Top physician-researcher Dr. Amod Amritphale is making waves with machine learning A.I. to advance medicine in ways that weren’t thought possible. As a cardiologist, researcher, program director, and teacher, his innovation doesn’t stop and neither does he. Dr. Amritphale feels that the need for the hour is to tackle COVID-19 head-on. He believes that opening up all resources for free, for the researchers across the world, will give an exponential boost to the research capabilities in our unified fight against COVID-19. With his vision to establish an open-source, free-for-all platform to guide global researchers, physicians and healthcare workers in the use of Artificial intelligence tools to further their research and support exceptional care of their patients and communities, he co-founded a website https://www.rxpredictions.com/. This open-source platform with its artificial intelligence tools against COVID and other diseases is proving to be a guiding light across the research and healthcare community with thousands of researchers & physicians (per google analytics) that have already used and benefited from this resource.
He has collaborated with researchers from numerous institutions and is guiding them to develop artificial intelligence prediction tools to predict COVID-19 spread. One such work is https://arxiv.org/abs/2006.14752 (Vadyala, S.R., Betgeri, S.N., Sherer, E.A. and Amritphale, A., 2020. Prediction of the number of covid-19 confirmed cases based on k-means-lstm. arXiv preprint arXiv:2006.14752.) where he presented a combination algorithm combining powers of novel tools including Xgboost, K Means, and long short-term memory (LSTM) neural networks to construct a prediction model for COVID-19 cases forecasting in the USA.
In addition to researching prediction tools against COVID-19, he has taken an onus to educate the doctors of the future. “I take so much pride in teaching budding cardiologists, Internal Medicine physicians, and medical students, and at any time I am teaching at least six budding cardiologists of tomorrow.

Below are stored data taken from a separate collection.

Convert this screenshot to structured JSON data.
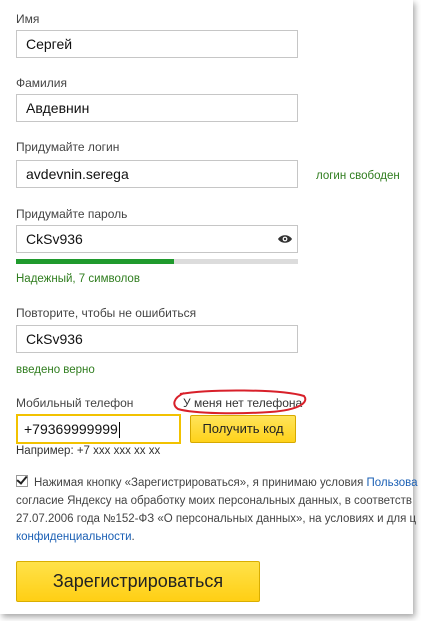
{
  "form": {
    "first_name": {
      "label": "Имя",
      "value": "Сергей"
    },
    "last_name": {
      "label": "Фамилия",
      "value": "Авдевнин"
    },
    "login": {
      "label": "Придумайте логин",
      "value": "avdevnin.serega",
      "status": "логин свободен"
    },
    "password": {
      "label": "Придумайте пароль",
      "value": "CkSv936",
      "strength_text": "Надежный, 7 символов",
      "strength": 0.56,
      "eye_icon": "eye-icon"
    },
    "password_repeat": {
      "label": "Повторите, чтобы не ошибиться",
      "value": "CkSv936",
      "status": "введено верно"
    },
    "phone": {
      "label": "Мобильный телефон",
      "value": "+79369999999",
      "no_phone_link": "У меня нет телефона",
      "get_code_button": "Получить код",
      "example": "Например: +7 xxx xxx xx xx"
    },
    "terms": {
      "line1_text": "Нажимая кнопку «Зарегистрироваться», я принимаю условия ",
      "line1_link": "Пользова",
      "line2": "согласие Яндексу на обработку моих персональных данных, в соответств",
      "line3_text": "27.07.2006 года №152-ФЗ «О персональных данных», на условиях и для ц",
      "line4_link": "конфиденциальности",
      "line4_tail": "."
    },
    "register_button": "Зарегистрироваться"
  },
  "colors": {
    "accent_yellow": "#ffd21a",
    "status_green": "#2f7d1e",
    "strength_green": "#1f9a2d",
    "annotation_red": "#d8202a",
    "link_blue": "#1a5fb4"
  }
}
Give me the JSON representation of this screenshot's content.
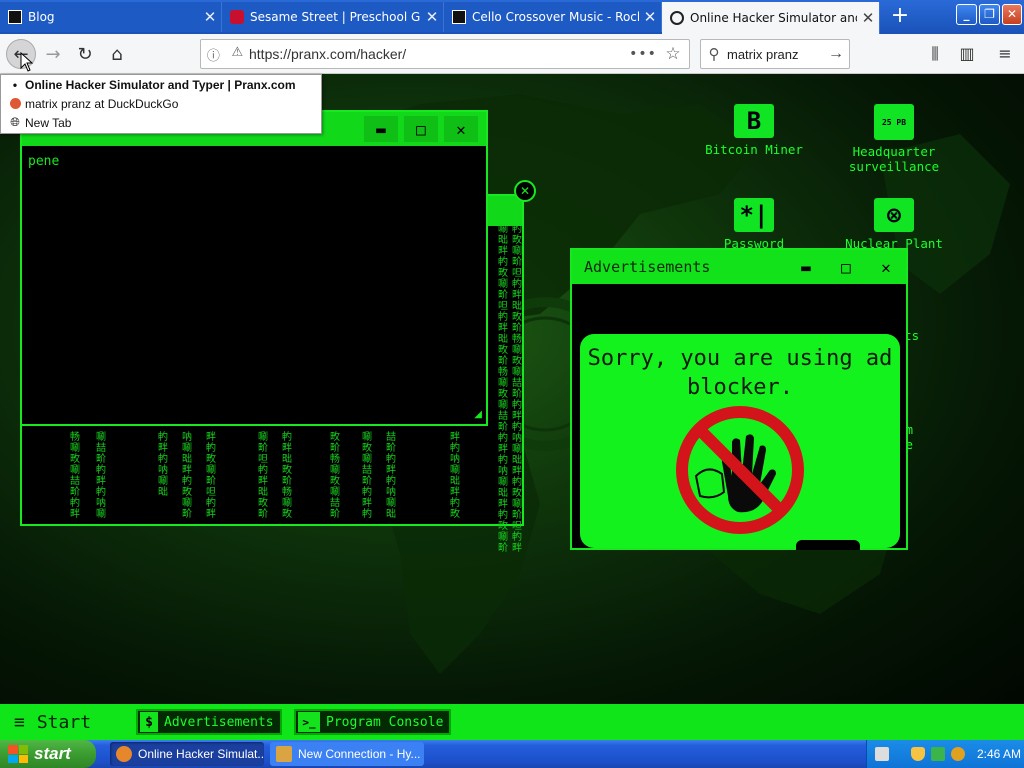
{
  "browser": {
    "tabs": [
      {
        "label": "Blog",
        "active": false
      },
      {
        "label": "Sesame Street | Preschool Games",
        "active": false
      },
      {
        "label": "Cello Crossover Music - Rock and",
        "active": false
      },
      {
        "label": "Online Hacker Simulator and Typer",
        "active": true
      }
    ],
    "url": "https://pranx.com/hacker/",
    "search_value": "matrix pranz"
  },
  "back_menu": {
    "items": [
      {
        "label": "Online Hacker Simulator and Typer | Pranx.com"
      },
      {
        "label": "matrix pranz at DuckDuckGo"
      },
      {
        "label": "New Tab"
      }
    ]
  },
  "desktop": {
    "icons": [
      {
        "label": "Bitcoin Miner",
        "glyph": "B"
      },
      {
        "label": "Headquarter surveillance",
        "glyph": "25 PB"
      },
      {
        "label": "Password",
        "glyph": "*|"
      },
      {
        "label": "Nuclear Plant",
        "glyph": "⊗"
      },
      {
        "label": "ements"
      },
      {
        "label": "am"
      },
      {
        "label": "le"
      }
    ],
    "terminal": {
      "typed_text": "pene",
      "buttons": {
        "minimize": "▬",
        "maximize": "□",
        "close": "✕"
      }
    },
    "advertisement": {
      "title": "Advertisements",
      "message": "Sorry, you are using ad blocker.",
      "buttons": {
        "minimize": "▬",
        "maximize": "□",
        "close": "✕"
      }
    },
    "matrix_text": "畅唰畋唰喆畍畃畔畃呐唰昢畔畃畋唰畍呾畃畔昢畋畍"
  },
  "hacker_taskbar": {
    "start_label": "Start",
    "buttons": [
      {
        "label": "Advertisements",
        "icon": "$"
      },
      {
        "label": "Program Console",
        "icon": ">_"
      }
    ]
  },
  "xp_taskbar": {
    "start_label": "start",
    "tasks": [
      {
        "label": "Online Hacker Simulat...",
        "active": true
      },
      {
        "label": "New Connection - Hy...",
        "active": false
      }
    ],
    "clock": "2:46 AM"
  },
  "colors": {
    "hacker_green": "#17e81f",
    "xp_blue": "#245edb",
    "xp_start_green": "#3b9c30"
  }
}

I inculcate in them the best practices, ethics, and guidelines that they should follow when they start seeing patients in the community,” Dr. Amritphale says, smiling. “These students are being trained in not just traditional practices of medicine but also advanced research methods.” His advanced research methods provide a way for people with heart conditions or health issues to have their data analyzed in a way that would make it easier to determine and predict patient outcomes. One of the biggest issues faced in cardiology is women’s heart health.
What’s different about Dr. Amritphale’s methodology is that not only is he advocating for, treating, and making preventative changes for women and their risk of heart disease, but he is also doing so using computer algorithm programs that he designed. He is also the Director of Cardiovascular Research at the University. “I am involved in extensive research. My focus of research is “Use of Machine learning and Artificial Intelligence in making better decisions in the field of medicine” and I am also using national databases like HCUP. I use this program to develop algorithms that help identify patients who are at increased risk of bad outcomes so that we can preemptively identify them and help them before the worsening of disease processes occur. This helps people live better and live longer and prevents untimely or early death,” Dr. Amritphale says. This method is uniquely his, and he is revolutionizing how people can detect, treat, and determine cardiovascular treatment success with these programs he uses in daily practice.
With various cardiovascular treatments and surgical processes, Dr. Amritphale is able to detect and predict whether or not patients will need to return for an unplanned readmission with his artificial intelligence computer algorithm. From the abstract from his academic study, he and his team of researchers had successful results. “We present a novel deep neural network-based artificial intelligence prediction model to help identify a subgroup of patients undergoing carotid artery stenting who are at risk for short term unplanned readmissions. Prior studies have attempted to develop prediction models but have used mainly logistic regression models and have low prediction ability. The novel model presented in this study boasts 79% capability to accurately predict individuals for unplanned readmissions post carotid artery stenting within 30 days of discharge,” (Amritphale, A., Chatterjee, R., Chatterjee, S. et al. Predictors of 30-Day Unplanned Readmission After Carotid Artery Stenting Using Artificial Intelligence. Adv Ther (2021). https://doi.org/10.1007/s12325-021-01709-7).
Through his advancements in Artificial Intelligence, he is helping world researchers understand and predict the spread of COVID-19. The philanthropic efforts of Dr. Amritphale, wherein he has opened all his research as an open-platform free-for-all model that is being used by thousands of world researchers and is proving to be a guiding light and a ray of hope in these times of COVID turmoil.